Jerry Kramer, who came out of the mountain west to play on those great Green Bay teams of Lombardi’s, immortalized them once before in a diary-type documentary, “Instant Play,” which became the most successful pro football book of its kind ever published.

Advertisement

He has returned now with a sequel, “Distant Replay,” which is published by Putnam and is a study of what becomes of the heroes when the music dies and the cheering stops.

It’s not “That Championship Season.” It’s not a story of psychological betrayal, not a story of a band of men-boys for whom life stopped on the one-yard line or a free-throw line 20 years ago. It’s not “The Boys of Winter,” a football version of Roger Kahn’s “The Boys of Summer” recounting of the 1947 Dodgers. The ’66 and ’67 Packers, who won the first two Super Bowls, were not visited with a series of catastrophic and disproportionate personal tragedies.

By and large, these boys of winter are still running to daylight, still sweeping into end zones with the ball held high, still laying those precise, crisp blocks their coach taught so well.

It seems as if almost the whole first-string line is either in the millionaire class or living as if it were. Fortunes were made in fast-food franchises, restaurants, heavy industry. Most of Lombardi’s Packers are still executive-class performers.

Kramer is reporting on a class reunion of the 1966 Packer team, the mythical green and gold gang that won the first Super Bowl.

Kramer thinks it’s a love story, but Horatio Alger would like the moral here, too.

There are a few members missing as the squad reconvenes in Green Bay for its commemorative weekend. Some are dead, others are unable to leave current posts for the long voyage home, but only one, Lionel Aldridge, is unaccounted for as the book opens.

Advertisement

He is traced down in the last chapter by a teammate, Ron Kostelnik, who puts aside his $18-million-a-year business to drive down and find the lost Lionel working in a Milwaukee post office.

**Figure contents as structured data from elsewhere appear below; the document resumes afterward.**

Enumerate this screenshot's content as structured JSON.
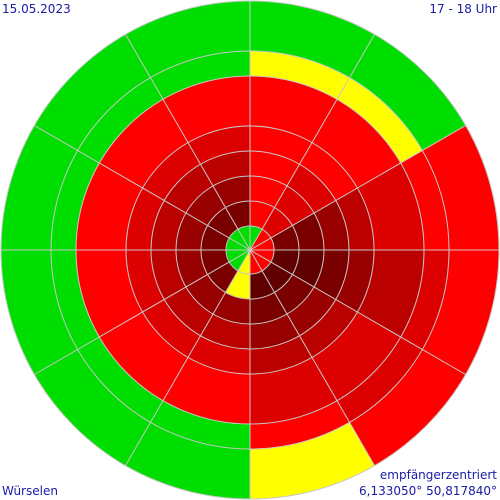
{
  "header": {
    "date": "15.05.2023",
    "time_range": "17 - 18 Uhr"
  },
  "footer": {
    "location": "Würselen",
    "mode": "empfängerzentriert",
    "coordinates": "6,133050° 50,817840°"
  },
  "chart_data": {
    "type": "polar-heatmap",
    "sectors": 12,
    "rings": 8,
    "orientation": "sector 0 starts at north, clockwise, 30° each; ring 0 is innermost",
    "level_colors": {
      "0": "#00dd00",
      "1": "#ffff00",
      "2": "#ff0000",
      "3": "#dd0000",
      "4": "#bb0000",
      "5": "#990000",
      "6": "#7a0000",
      "7": "#600000"
    },
    "grid": true,
    "sector_levels": [
      [
        0,
        2,
        2,
        2,
        2,
        2,
        1,
        0
      ],
      [
        2,
        3,
        3,
        3,
        2,
        2,
        1,
        0
      ],
      [
        2,
        6,
        6,
        5,
        4,
        3,
        2,
        2
      ],
      [
        2,
        7,
        7,
        6,
        5,
        4,
        3,
        2
      ],
      [
        2,
        7,
        6,
        5,
        4,
        3,
        3,
        2
      ],
      [
        2,
        7,
        6,
        5,
        4,
        3,
        2,
        1
      ],
      [
        1,
        1,
        5,
        4,
        3,
        2,
        0,
        0
      ],
      [
        0,
        6,
        5,
        4,
        3,
        2,
        0,
        0
      ],
      [
        0,
        6,
        5,
        4,
        3,
        2,
        0,
        0
      ],
      [
        0,
        6,
        5,
        4,
        3,
        2,
        0,
        0
      ],
      [
        0,
        6,
        5,
        4,
        3,
        2,
        0,
        0
      ],
      [
        0,
        6,
        5,
        4,
        3,
        2,
        0,
        0
      ]
    ]
  }
}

Aldridge had hit bottom. He had had serious emotional problems and didn’t stay long in one place. He was sleeping in the streets when someone lifted his Super Bowl ring from him, but he has regained his pass rush on life by the time Kramer catches up to him.

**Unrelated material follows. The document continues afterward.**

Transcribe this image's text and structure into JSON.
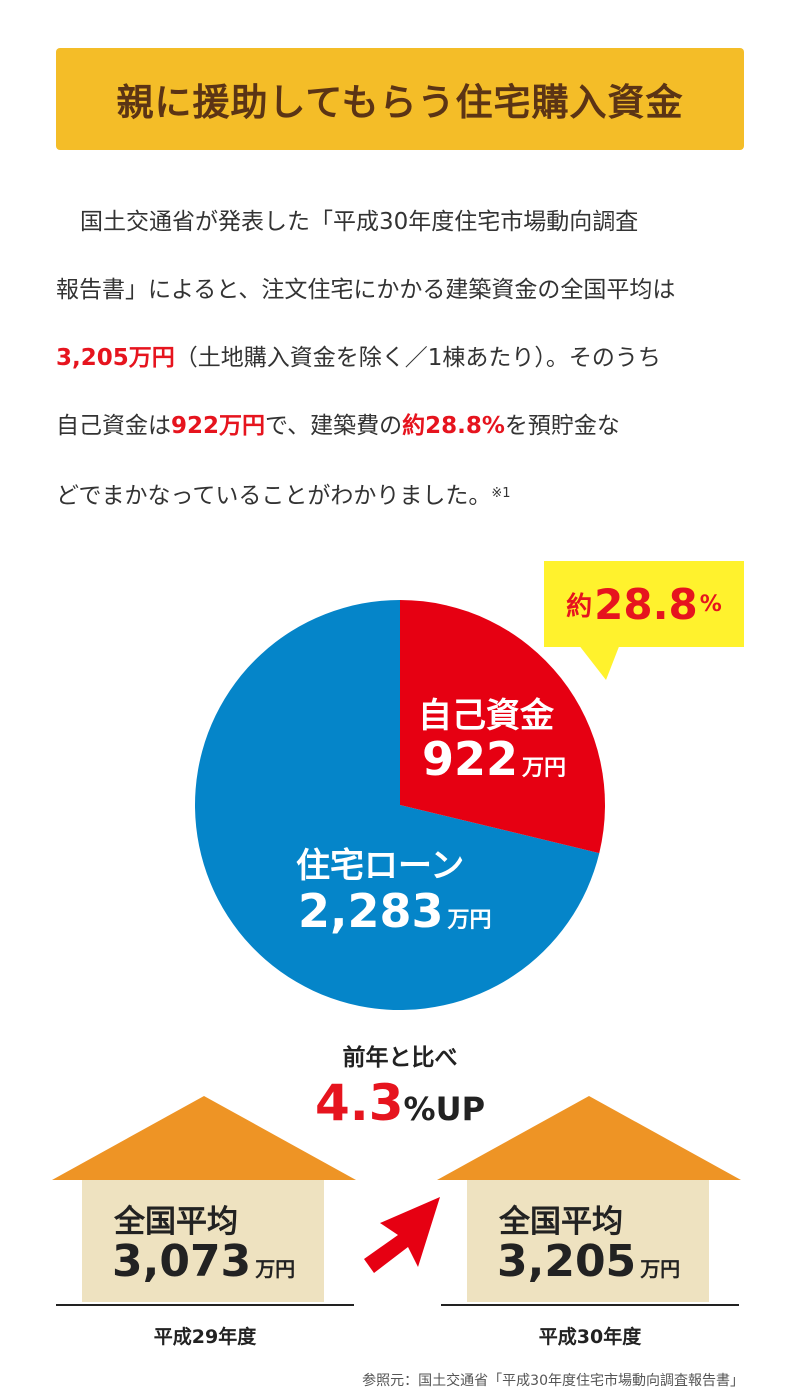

“You need anything?” Kramer asks.

“I don’t need money,” Aldridge tells him. “I need people. I need friends. I need family. People need people, not money.”

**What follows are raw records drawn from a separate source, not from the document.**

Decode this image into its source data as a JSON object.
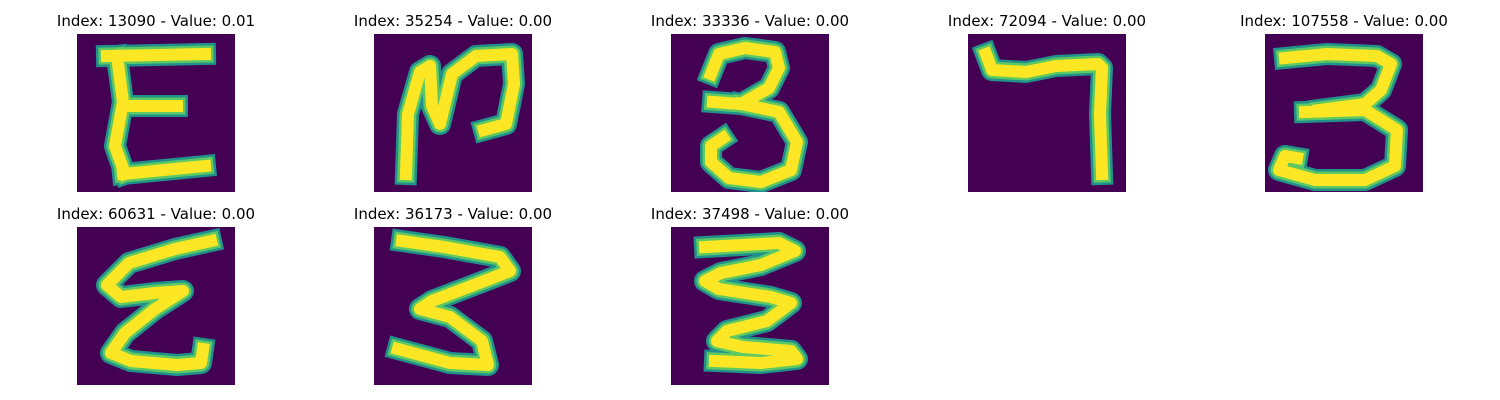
{
  "colors": {
    "background": "#440154",
    "edge": "#21918c",
    "edge_light": "#5ec962",
    "ink": "#fde725"
  },
  "panels": [
    {
      "title": "Index: 13090 - Value: 0.01",
      "image_name": "digit-image-13090"
    },
    {
      "title": "Index: 35254 - Value: 0.00",
      "image_name": "digit-image-35254"
    },
    {
      "title": "Index: 33336 - Value: 0.00",
      "image_name": "digit-image-33336"
    },
    {
      "title": "Index: 72094 - Value: 0.00",
      "image_name": "digit-image-72094"
    },
    {
      "title": "Index: 107558 - Value: 0.00",
      "image_name": "digit-image-107558"
    },
    {
      "title": "Index: 60631 - Value: 0.00",
      "image_name": "digit-image-60631"
    },
    {
      "title": "Index: 36173 - Value: 0.00",
      "image_name": "digit-image-36173"
    },
    {
      "title": "Index: 37498 - Value: 0.00",
      "image_name": "digit-image-37498"
    }
  ]
}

In a sense, these old grads are still playing for the old man. When Dave Robinson, who played linebacker, is denied a beer distributorship, he heeds not despair but Lombardi-isms.

“The greatest glory is not in never falling, it’s in getting up,” he remembers the coach telling him. “I got up,” Robinson tells Kramer. “I got my distributorship.”

Kramer writes: “The answer has to be Lombardi. The fierceness of Lombardi--combined with the smallness of the city in which we played--forced upon us a camaraderie and a closeness that, nurtured by victory, grew into love.”

Advertisement

A Packer who turned to coaching uses Lombardi-isms to turn his players from uncertainty to determination. “Fatigue makes cowards of us all,” he quotes the coach. “Winning is just a habit. Unfortunately, so is losing.”

Willie Davis, the defensive end who became a Los Angeles business tycoon with distributorships, radio stations and a seat on the board of MGM, remembers Lombardi stressing the positive aspects of rejection.

“Willie,” he asked Davis, tears welling in his eyes, “do you know I applied for the coaching job at Notre Dame twice and never got so much as an acknowledgement to my letter?”

It was Notre Dame’s turn to cry by then, but Jerry Kramer’s book is an affirmation that leadership does not die with the leader.

The Green Bay Packers of 1967 are still trying to please the coach. In a sense, they’re succeeding. As usual, they’re winning. As the coach said, it’s the only thing.